Now that it is all over, I do not know whether she was really worn-out or by the expert use of powder gave to her cheeks the pallid look which bore out Mrs. Van Raffles's statement to me that she needed a rest. At any rate, one morning in mid-August, when the Newport season was in full feather, Henriette, looking very pale and wan, tearfully confessed to me that business had got on her nerves and that she was going away to a rest-cure on the Hudson for ten days.

"I just can't stand it for another minute, Bunny," she faltered, real tears coursing down her cheeks. "I haven't slept a wink of natural sleep for five days, and yet when night comes it is all I can do to keep my eyes open. At the Rockerbilt ball last night I dozed off four times while talking with the Duchess of Snarleyow, and when the Chinese Ambassador asked me to sit out the gavotte with him I'm told I actually snored in his face. A woman who can't keep awake all night and sleep properly by day is not fit for Newport society, and I've simply got to go away and get my nerve back again."

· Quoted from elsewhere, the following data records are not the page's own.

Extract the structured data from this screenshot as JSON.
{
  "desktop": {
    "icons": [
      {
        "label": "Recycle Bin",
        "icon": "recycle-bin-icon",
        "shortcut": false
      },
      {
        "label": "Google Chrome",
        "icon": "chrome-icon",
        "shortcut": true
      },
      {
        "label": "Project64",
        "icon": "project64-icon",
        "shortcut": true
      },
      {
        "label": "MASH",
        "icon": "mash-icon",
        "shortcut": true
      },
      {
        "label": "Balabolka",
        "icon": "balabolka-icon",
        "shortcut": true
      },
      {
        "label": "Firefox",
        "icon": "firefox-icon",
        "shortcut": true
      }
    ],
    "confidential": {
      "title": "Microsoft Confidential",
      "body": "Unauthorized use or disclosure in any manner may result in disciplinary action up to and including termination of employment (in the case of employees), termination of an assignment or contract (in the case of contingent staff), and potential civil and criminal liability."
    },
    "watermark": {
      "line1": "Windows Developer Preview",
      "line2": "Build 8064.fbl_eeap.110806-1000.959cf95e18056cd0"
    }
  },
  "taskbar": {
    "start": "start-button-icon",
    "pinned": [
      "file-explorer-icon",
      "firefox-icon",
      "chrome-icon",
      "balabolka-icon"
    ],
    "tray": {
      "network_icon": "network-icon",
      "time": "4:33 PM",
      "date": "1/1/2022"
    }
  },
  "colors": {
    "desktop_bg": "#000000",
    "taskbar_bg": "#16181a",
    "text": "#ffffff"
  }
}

"You are very wise," I replied, "and I wholly approve of your course. There is no use of trying to do too much and you have begun to show the strain to which you have been subjecting yourself. Your failure last Friday night to land Mrs. Gollet's ruby dog-collar when her French poodle sat in your lap all through the Gaster musicale is evidence to me that your mind is not as alert as usual. By all means, go away and rest up. I'll take care of things around here."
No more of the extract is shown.